La mayoría del tiempo, Jorge Michel Grau logra captar nuestro interés, principalmente por tres elementos: un score y diseño de audio que inteligentemente aprovecha la condición de director de orquesta del protagónico para poner de fondo música clásica (que obviamente eleva la tensión), las cuidadas imágenes y encuadres de su fotógrafo de cabecera, Santiago Sánchez, quien en todo momento hace un juego de espejos que agrega nivel a la narrativa, y el arma secreta de esta cinta: una Cristina Rodlo que se adueña de la lente y se roba prácticamente toda la película aún y cuando su personaje no tiene muchos diálogos.

Final inesperado

En el afán por hacer más local la trama (y para hacer más plausible cierto elemento medular de la misma) Michel Grau mete, con calzador, referencias al 2 de octubre mexicano mediante un personaje que tiene ligas a algún político de aquella época y que, para rizar más el rizo, era el dueño original de la casa.

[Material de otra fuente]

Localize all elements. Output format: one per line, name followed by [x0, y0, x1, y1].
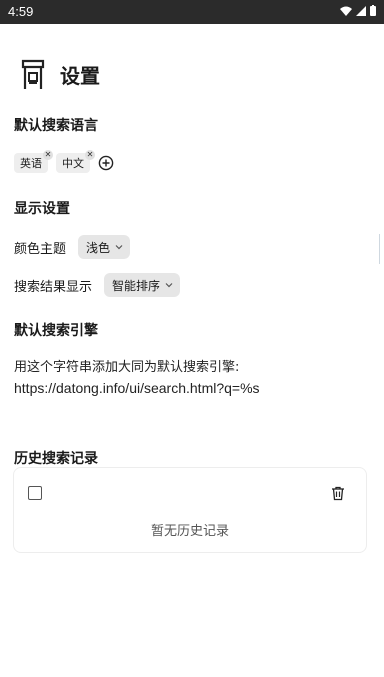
select-all-checkbox[interactable] — [28, 486, 42, 500]
history-empty-text: 暂无历史记录 — [150, 524, 229, 539]
chip-close-icon[interactable]: ✕ — [85, 150, 95, 160]
page-header: 设置 — [16, 54, 100, 94]
result-display-row: 搜索结果显示 智能排序 — [14, 273, 181, 297]
theme-row: 颜色主题 浅色 — [14, 235, 131, 259]
language-tags: 英语 ✕ 中文 ✕ — [14, 150, 114, 173]
chevron-down-icon — [115, 245, 123, 250]
status-time: 4:59 — [8, 4, 34, 19]
status-bar: 4:59 — [0, 0, 384, 24]
language-chip-chinese: 中文 ✕ — [56, 150, 95, 173]
add-language-icon[interactable] — [98, 155, 114, 171]
engine-description: 用这个字符串添加大同为默认搜索引擎: — [14, 360, 240, 375]
trash-icon[interactable] — [330, 485, 346, 501]
chip-label: 中文 — [62, 157, 84, 170]
battery-icon — [370, 5, 376, 16]
result-display-label: 搜索结果显示 — [14, 279, 93, 295]
display-section-title: 显示设置 — [14, 201, 70, 217]
signal-icon — [356, 5, 366, 16]
edge-divider — [379, 234, 384, 264]
history-card: 暂无历史记录 — [13, 467, 367, 553]
result-display-value: 智能排序 — [112, 278, 161, 293]
chevron-down-icon — [165, 283, 173, 288]
theme-select[interactable]: 浅色 — [78, 235, 131, 259]
status-icons — [340, 5, 376, 16]
wifi-icon — [340, 6, 352, 16]
page-title: 设置 — [60, 63, 100, 88]
chip-close-icon[interactable]: ✕ — [43, 150, 53, 160]
history-section-title: 历史搜索记录 — [14, 451, 98, 467]
theme-value: 浅色 — [86, 240, 111, 255]
app-logo-icon — [21, 59, 45, 89]
language-chip-english: 英语 ✕ — [14, 150, 53, 173]
engine-url: https://datong.info/ui/search.html?q=%s — [14, 380, 260, 396]
result-display-select[interactable]: 智能排序 — [104, 273, 181, 297]
engine-description-block: 用这个字符串添加大同为默认搜索引擎: https://datong.info/u… — [14, 358, 370, 398]
chip-label: 英语 — [20, 157, 42, 170]
engine-section-title: 默认搜索引擎 — [14, 323, 98, 339]
language-section-title: 默认搜索语言 — [14, 118, 98, 134]
settings-page: 设置 默认搜索语言 英语 ✕ 中文 ✕ 显示设置 颜色主题 浅色 搜索结果显示 … — [0, 24, 384, 677]
theme-label: 颜色主题 — [14, 241, 67, 257]
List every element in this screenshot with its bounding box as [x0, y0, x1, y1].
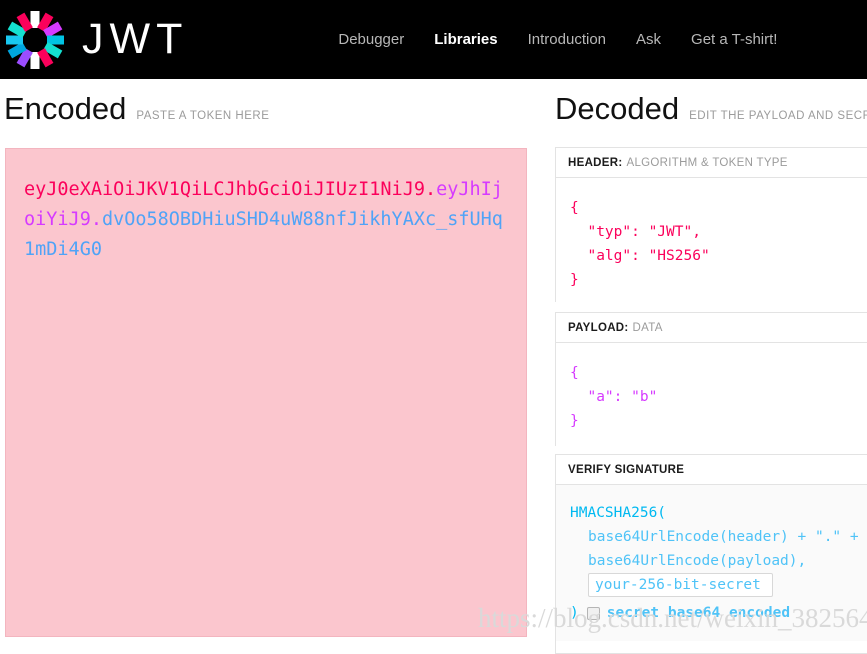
decoded-header-code[interactable]: { "typ": "JWT", "alg": "HS256" } [556, 178, 867, 308]
secret-input[interactable] [588, 573, 773, 597]
hmac-function-line: HMACSHA256( [570, 505, 667, 521]
base64url-payload-line: base64UrlEncode(payload), [588, 553, 807, 569]
decoded-column: Decoded EDIT THE PAYLOAD AND SECRET HEAD… [553, 79, 867, 654]
encoded-title: Encoded [4, 91, 127, 126]
decoded-header-label: HEADER: ALGORITHM & TOKEN TYPE [556, 148, 867, 178]
nav-link-ask[interactable]: Ask [636, 31, 661, 48]
decoded-payload-label: PAYLOAD: DATA [556, 313, 867, 343]
brand-logo-group[interactable]: JWT [4, 9, 188, 71]
token-header-segment: eyJ0eXAiOiJKV1QiLCJhbGciOiJIUzI1NiJ9 [24, 179, 425, 200]
nav-links: Debugger Libraries Introduction Ask Get … [338, 31, 777, 48]
decoded-header-card: HEADER: ALGORITHM & TOKEN TYPE { "typ": "… [555, 147, 867, 308]
token-separator-2: . [90, 209, 102, 230]
decoded-payload-card: PAYLOAD: DATA { "a": "b" } [555, 312, 867, 449]
decoded-subtitle: EDIT THE PAYLOAD AND SECRET [689, 110, 867, 122]
nav-link-libraries[interactable]: Libraries [434, 31, 497, 48]
verify-signature-body: HMACSHA256( base64UrlEncode(header) + ".… [556, 485, 867, 641]
verify-signature-footer: ) secret base64 encoded [570, 601, 867, 625]
nav-link-get-a-tshirt[interactable]: Get a T-shirt! [691, 31, 777, 48]
encoded-token-input[interactable]: eyJ0eXAiOiJKV1QiLCJhbGciOiJIUzI1NiJ9.eyJ… [5, 148, 527, 637]
decoded-payload-label-weak: DATA [632, 322, 663, 334]
encoded-column: Encoded PASTE A TOKEN HERE eyJ0eXAiOiJKV… [0, 79, 532, 637]
verify-signature-label: VERIFY SIGNATURE [556, 455, 867, 485]
encoded-heading: Encoded PASTE A TOKEN HERE [0, 79, 532, 124]
decoded-title: Decoded [555, 91, 680, 126]
decoded-header-label-weak: ALGORITHM & TOKEN TYPE [626, 157, 788, 169]
close-paren: ) [570, 605, 579, 621]
base64url-header-line: base64UrlEncode(header) + "." + [588, 529, 859, 545]
decoded-header-label-strong: HEADER: [568, 157, 623, 169]
verify-signature-label-strong: VERIFY SIGNATURE [568, 464, 685, 476]
brand-wordmark: JWT [82, 15, 189, 63]
encoded-subtitle: PASTE A TOKEN HERE [136, 110, 270, 122]
jwt-starburst-logo-icon [4, 9, 66, 71]
top-navigation-bar: JWT Debugger Libraries Introduction Ask … [0, 0, 867, 79]
decoded-payload-label-strong: PAYLOAD: [568, 322, 629, 334]
decoded-heading: Decoded EDIT THE PAYLOAD AND SECRET [553, 79, 867, 124]
token-separator-1: . [424, 179, 437, 200]
nav-link-debugger[interactable]: Debugger [338, 31, 404, 48]
decoded-payload-code[interactable]: { "a": "b" } [556, 343, 867, 449]
nav-link-introduction[interactable]: Introduction [528, 31, 606, 48]
verify-signature-card: VERIFY SIGNATURE HMACSHA256( base64UrlEn… [555, 454, 867, 654]
secret-base64-encoded-checkbox[interactable] [586, 606, 600, 620]
secret-base64-encoded-label[interactable]: secret base64 encoded [607, 601, 790, 625]
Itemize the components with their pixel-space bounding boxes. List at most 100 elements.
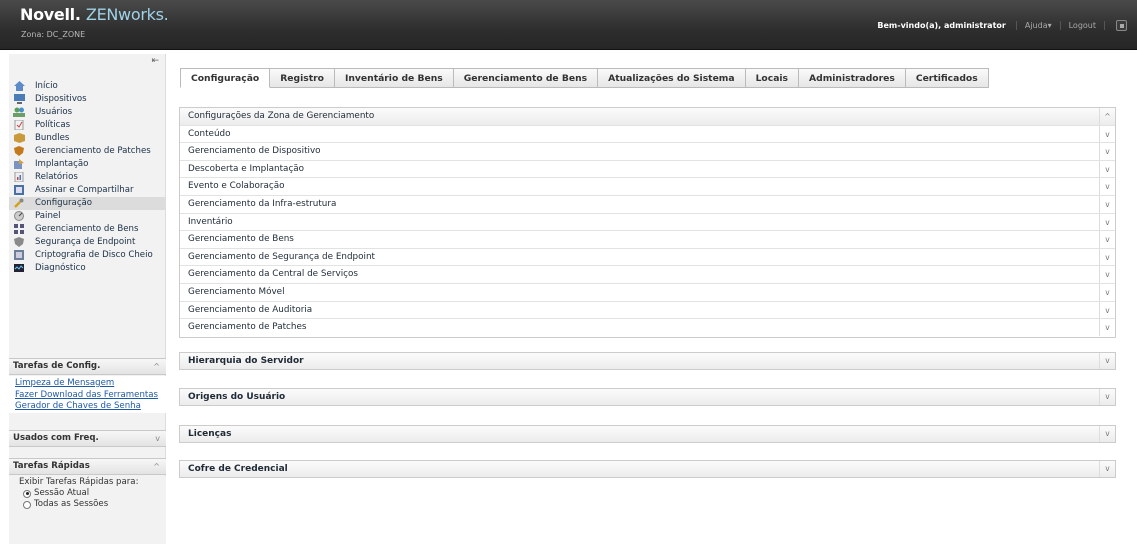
sidebar-item-label: Dispositivos xyxy=(35,94,87,104)
deployment-icon xyxy=(13,159,25,169)
config-tasks-header[interactable]: Tarefas de Config. ^ xyxy=(9,358,166,375)
encryption-icon xyxy=(13,250,25,260)
panel-licenses[interactable]: Licenças v xyxy=(179,425,1116,443)
settings-row[interactable]: Gerenciamento de Bens v xyxy=(180,231,1115,249)
chevron-down-icon[interactable]: v xyxy=(1099,213,1115,231)
panel-title: Hierarquia do Servidor xyxy=(188,356,304,366)
chevron-down-icon[interactable]: v xyxy=(1099,426,1115,442)
bundles-icon xyxy=(13,133,25,143)
sidebar-item-label: Usuários xyxy=(35,107,73,117)
quick-tasks-label: Exibir Tarefas Rápidas para: xyxy=(19,477,139,487)
task-link[interactable]: Fazer Download das Ferramentas xyxy=(9,390,166,402)
panel-credential-vault[interactable]: Cofre de Credencial v xyxy=(179,460,1116,478)
sidebar-item-label: Configuração xyxy=(35,198,93,208)
chevron-down-icon[interactable]: v xyxy=(1099,301,1115,319)
sidebar-item-criptografia[interactable]: Criptografia de Disco Cheio xyxy=(9,249,166,262)
quick-tasks-header[interactable]: Tarefas Rápidas ^ xyxy=(9,458,166,475)
tab-locais[interactable]: Locais xyxy=(745,68,800,88)
chevron-down-icon[interactable]: v xyxy=(1099,143,1115,161)
sidebar-item-relatorios[interactable]: Relatórios xyxy=(9,171,166,184)
tab-certificados[interactable]: Certificados xyxy=(905,68,989,88)
sidebar-item-patches[interactable]: Gerenciamento de Patches xyxy=(9,145,166,158)
panel-user-sources[interactable]: Origens do Usuário v xyxy=(179,388,1116,406)
chevron-down-icon[interactable]: v xyxy=(1099,319,1115,337)
chevron-down-icon[interactable]: v xyxy=(1099,160,1115,178)
radio-checked-icon xyxy=(23,489,31,498)
tab-administradores[interactable]: Administradores xyxy=(799,68,906,88)
row-label: Gerenciamento de Patches xyxy=(188,322,307,333)
sidebar-item-label: Início xyxy=(35,81,58,91)
collapse-sidebar-icon[interactable]: ⇤ xyxy=(151,56,159,66)
settings-row-header[interactable]: Configurações da Zona de Gerenciamento ^ xyxy=(180,108,1115,126)
sidebar-item-implantacao[interactable]: Implantação xyxy=(9,158,166,171)
settings-row[interactable]: Inventário v xyxy=(180,213,1115,232)
chevron-down-icon[interactable]: v xyxy=(1099,125,1115,143)
dashboard-icon xyxy=(13,211,25,221)
sidebar-item-configuracao[interactable]: Configuração xyxy=(9,197,166,210)
sidebar-item-label: Gerenciamento de Patches xyxy=(35,146,151,156)
settings-row[interactable]: Conteúdo v xyxy=(180,125,1115,144)
settings-icon[interactable] xyxy=(1105,19,1137,31)
settings-row[interactable]: Gerenciamento Móvel v xyxy=(180,283,1115,302)
chevron-down-icon[interactable]: v xyxy=(1099,461,1115,477)
sidebar-item-inicio[interactable]: Início xyxy=(9,80,166,93)
chevron-down-icon[interactable]: v xyxy=(1099,353,1115,369)
sidebar-item-diagnostico[interactable]: Diagnóstico xyxy=(9,262,166,275)
chevron-down-icon: v xyxy=(155,434,160,443)
row-label: Configurações da Zona de Gerenciamento xyxy=(188,111,375,121)
chevron-down-icon[interactable]: v xyxy=(1099,283,1115,301)
sidebar-item-politicas[interactable]: Políticas xyxy=(9,119,166,132)
help-menu[interactable]: Ajuda▾ xyxy=(1017,20,1061,30)
tab-configuracao[interactable]: Configuração xyxy=(180,68,271,88)
settings-row[interactable]: Gerenciamento da Infra-estrutura v xyxy=(180,195,1115,214)
settings-row[interactable]: Gerenciamento da Central de Serviços v xyxy=(180,266,1115,284)
sidebar-item-usuarios[interactable]: Usuários xyxy=(9,106,166,119)
chevron-up-icon[interactable]: ^ xyxy=(1099,108,1115,125)
settings-row[interactable]: Gerenciamento de Auditoria v xyxy=(180,301,1115,320)
tab-registro[interactable]: Registro xyxy=(270,68,335,88)
chevron-down-icon[interactable]: v xyxy=(1099,266,1115,284)
devices-icon xyxy=(13,94,25,104)
quick-tasks-title: Tarefas Rápidas xyxy=(13,461,90,471)
settings-row[interactable]: Descoberta e Implantação v xyxy=(180,160,1115,179)
zone-label: Zona: DC_ZONE xyxy=(21,30,86,39)
frequent-header[interactable]: Usados com Freq. v xyxy=(9,430,166,447)
task-link[interactable]: Gerador de Chaves de Senha xyxy=(9,401,166,413)
tab-gerenciamento-bens[interactable]: Gerenciamento de Bens xyxy=(453,68,599,88)
settings-row[interactable]: Evento e Colaboração v xyxy=(180,178,1115,196)
row-label: Descoberta e Implantação xyxy=(188,163,305,174)
tab-atualizacoes[interactable]: Atualizações do Sistema xyxy=(598,68,746,88)
zone-settings-panel: Configurações da Zona de Gerenciamento ^ … xyxy=(179,107,1116,338)
sidebar-item-gerenciamento-bens[interactable]: Gerenciamento de Bens xyxy=(9,223,166,236)
settings-row[interactable]: Gerenciamento de Patches v xyxy=(180,319,1115,337)
sidebar-item-dispositivos[interactable]: Dispositivos xyxy=(9,93,166,106)
chevron-down-icon[interactable]: v xyxy=(1099,248,1115,266)
sidebar-item-label: Assinar e Compartilhar xyxy=(35,185,134,195)
reports-icon xyxy=(13,172,25,182)
config-tasks-body: Limpeza de Mensagem Fazer Download das F… xyxy=(9,376,166,413)
row-label: Conteúdo xyxy=(188,128,231,139)
radio-label: Todas as Sessões xyxy=(34,499,109,509)
sidebar-item-assinar[interactable]: Assinar e Compartilhar xyxy=(9,184,166,197)
task-link[interactable]: Limpeza de Mensagem xyxy=(9,378,166,390)
product-name: ZENworks. xyxy=(85,5,169,24)
sidebar-item-seguranca[interactable]: Segurança de Endpoint xyxy=(9,236,166,249)
chevron-down-icon[interactable]: v xyxy=(1099,389,1115,405)
chevron-down-icon[interactable]: v xyxy=(1099,231,1115,249)
tab-inventario-bens[interactable]: Inventário de Bens xyxy=(334,68,454,88)
settings-row[interactable]: Gerenciamento de Segurança de Endpoint v xyxy=(180,248,1115,267)
sidebar-nav: Início Dispositivos Usuários Políticas B… xyxy=(9,80,166,275)
sidebar-item-painel[interactable]: Painel xyxy=(9,210,166,223)
row-label: Evento e Colaboração xyxy=(188,181,285,192)
app-header: Novell. ZENworks. Zona: DC_ZONE Bem-vind… xyxy=(0,0,1137,50)
logout-link[interactable]: Logout xyxy=(1061,20,1105,30)
settings-row[interactable]: Gerenciamento de Dispositivo v xyxy=(180,143,1115,161)
chevron-down-icon[interactable]: v xyxy=(1099,195,1115,213)
radio-current-session[interactable]: Sessão Atual xyxy=(9,488,166,499)
policies-icon xyxy=(13,120,25,130)
sidebar-item-bundles[interactable]: Bundles xyxy=(9,132,166,145)
chevron-up-icon: ^ xyxy=(153,362,160,371)
radio-all-sessions[interactable]: Todas as Sessões xyxy=(9,499,166,510)
panel-server-hierarchy[interactable]: Hierarquia do Servidor v xyxy=(179,352,1116,370)
chevron-down-icon[interactable]: v xyxy=(1099,178,1115,196)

El giro de tuerca no sé si es sorpresivo (soy medio malo adivinando este tipo de películas) pero entiendo que para muchos será, como se dice en el idioma de Cervantes, una jalada. En lo personal, ya para entonces, no me importó: Perdida había mantenido mi interés, el thriller me había contaminado de dudas, y yo mismo me había perdido, pero en los ojos de Cristina Rodlo.

Perdida resultó ser mucho más de lo que yo esperaba obtener de esta película y mucho más de lo que a últimas fechas nos tiene acostumbrados el cine mexicano. Vamos de gane.